Specific Usage Note for Bundles (DirectX 12) and Secondary Command Buffers (Vulkan)

While samples within a Bundle or Secondary Command Buffer (both referred to here as “secondary command lists”) are supported by GPUPerfAPI, they require special handling. Both the primary and secondary command list must be started using GpaBeginCommandList. Samples can be created on both types of command lists; however, the samples on the secondary command list must be copied back to the primary command list. This is done using the GpaCopySecondarySamples function. Once samples are copied back to the primary command list, results will be available after the primary command list has been executed. Bundles or secondary command buffers must be re-recorded for each counter pass. This also means that extra GpaCommandListId instances must be created (one per pass for each bundle or secondary command buffer) in order to support copying the results from the bundles or secondary command buffers after execution.

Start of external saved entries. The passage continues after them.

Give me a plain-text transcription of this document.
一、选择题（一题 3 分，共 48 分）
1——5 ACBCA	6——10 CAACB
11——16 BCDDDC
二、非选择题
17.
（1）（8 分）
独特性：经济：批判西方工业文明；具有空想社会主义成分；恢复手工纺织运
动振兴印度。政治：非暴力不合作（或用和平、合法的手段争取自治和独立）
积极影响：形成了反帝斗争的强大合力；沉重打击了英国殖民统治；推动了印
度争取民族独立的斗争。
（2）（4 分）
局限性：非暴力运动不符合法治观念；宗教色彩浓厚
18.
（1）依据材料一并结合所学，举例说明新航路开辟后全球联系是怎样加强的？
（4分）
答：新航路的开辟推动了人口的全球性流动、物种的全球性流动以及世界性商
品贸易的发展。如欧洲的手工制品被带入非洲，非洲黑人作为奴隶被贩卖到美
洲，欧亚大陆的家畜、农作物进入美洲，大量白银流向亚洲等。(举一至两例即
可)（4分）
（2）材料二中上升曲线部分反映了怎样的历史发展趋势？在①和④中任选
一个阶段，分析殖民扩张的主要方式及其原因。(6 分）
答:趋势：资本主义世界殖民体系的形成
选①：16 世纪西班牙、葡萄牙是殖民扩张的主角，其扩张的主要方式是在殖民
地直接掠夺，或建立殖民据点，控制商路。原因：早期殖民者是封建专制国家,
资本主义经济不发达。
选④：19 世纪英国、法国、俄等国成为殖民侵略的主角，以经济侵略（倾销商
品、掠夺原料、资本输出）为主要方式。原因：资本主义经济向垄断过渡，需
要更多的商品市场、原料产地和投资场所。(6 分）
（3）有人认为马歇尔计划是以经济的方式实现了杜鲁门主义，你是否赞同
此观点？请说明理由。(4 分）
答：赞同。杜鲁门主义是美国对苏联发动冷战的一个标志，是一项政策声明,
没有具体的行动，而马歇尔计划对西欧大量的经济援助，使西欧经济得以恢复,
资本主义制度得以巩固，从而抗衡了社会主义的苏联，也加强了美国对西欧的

Specific Usage Note for Samples that Start and End on Different Command Lists

For DirectX 12 and Vulkan, GPUPerfAPI supports starting a sample on one command list and ending it on another. For this to work properly, the command lists must be executed in the correct order by the application — the command list which ends the sample must be executed after the command list which begins the sample. Both the command list where the sample starts and the command list where the sample ends must be started using GpaBeginCommandList. After the sample has been started on the first command list using GpaBeginSample, it can be continued on another command list by calling GpaContinueSampleOnCommandList. After it has been continued, the sample can be ended using GpaEndSample and specifying the second command list.

Deploying GPUPerfAPI

To deploy an application that uses GPUPerfAPI, simply make sure that the necessary GPUPerfAPI library is available and can be loaded using the normal library search mechanism for the host operating system (i.e. in the PATH on Windows and LD_LIBRARY_PATH on Linux).

When deploying the DirectX 11 version on Windows, you will also need to deploy GPUPerfAPIDXGetAMDDeviceInfo-x64.dll, if you need to support systems with multiple AMD GPUs. This library is used by GPA to determine which GPU is being used for rendering at runtime. For single-GPU systems, this library is not required.